Women with human immunodeficiency virus (HIV) who have normal Papanicolaou (Pap) test results and who test negative for oncogenic human papillomavirus (HPV) were not shown to have a greater risk of cervical cancer than HIV-negative women through 5 years of follow-up in a recent study.

In March 2012, the United States Preventive Services Task Force revised its guidelines for cervical cancer screening in HIV-negative women aged 30 years and older, increasing the suggested interval between Pap tests from 3 years to 5 years if the woman has normal cervical cytology (Pap test) results and is oncogenic-HPV-negative. Whether a 3-year or 5-year screening interval could be applied to HIV-positive women who are cytologically normal and oncogenic-HPV-negative is unknown, but the question was explored in a study of 420 women with HIV and 279 without.

The women were studied to determine the risk of cervical precancer or cancer defined cytologically (high-grade squamous intraepithelial lesions or greater [HSIL+]) or histologically (cervical intraepithelial neoplasia 2 or greater [CIN-2+]). All participants had normal cervical cytology upon study enrollment, which took place from October 2001 through September 2002, with follow-up through April 2011. During that time the women underwent semiannual Pap testing and, if indicated, cervical biopsy.

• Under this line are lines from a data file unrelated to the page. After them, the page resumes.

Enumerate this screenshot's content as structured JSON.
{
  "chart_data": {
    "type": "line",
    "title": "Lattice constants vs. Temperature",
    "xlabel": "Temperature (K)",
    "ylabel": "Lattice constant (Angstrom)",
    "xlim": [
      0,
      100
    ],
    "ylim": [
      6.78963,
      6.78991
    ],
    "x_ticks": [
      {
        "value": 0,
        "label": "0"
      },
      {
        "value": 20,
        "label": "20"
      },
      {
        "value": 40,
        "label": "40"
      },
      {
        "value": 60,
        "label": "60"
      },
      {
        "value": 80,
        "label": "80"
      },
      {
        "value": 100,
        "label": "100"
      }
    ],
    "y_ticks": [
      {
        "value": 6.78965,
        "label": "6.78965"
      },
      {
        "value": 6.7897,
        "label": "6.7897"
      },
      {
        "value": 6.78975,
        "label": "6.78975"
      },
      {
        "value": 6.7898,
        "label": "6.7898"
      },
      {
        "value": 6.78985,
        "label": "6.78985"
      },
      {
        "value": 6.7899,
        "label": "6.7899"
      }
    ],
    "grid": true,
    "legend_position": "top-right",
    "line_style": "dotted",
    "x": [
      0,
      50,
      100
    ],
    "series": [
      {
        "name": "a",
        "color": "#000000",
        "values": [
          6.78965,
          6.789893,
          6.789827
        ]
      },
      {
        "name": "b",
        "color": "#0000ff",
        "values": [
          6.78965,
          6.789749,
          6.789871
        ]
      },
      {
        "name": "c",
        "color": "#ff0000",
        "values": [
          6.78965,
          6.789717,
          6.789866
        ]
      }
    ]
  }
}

At the 5-year mark, the cumulative incidence of HSIL+ and CIN-2+ was similar between the HIV-positive and HIV-negative women. No oncogenic HPV was detected in 369 (88%) of the HIV-infected patients or in 255 (91%) of the HIV-negative patients.

Data from four of the six clinical sites involved in the study revealed the 5-year cumulative incidence of HSIL+ to be 0.3% for the HIV-positive women and 0.4% for the HIV-negative group. Nine cases of CIN-2+ in 219 HIV-positive women and six cases in 145 HIV-negative women translated to a cumulative incidence of 5% in each group (JAMA. 2012;308[4]:362-369).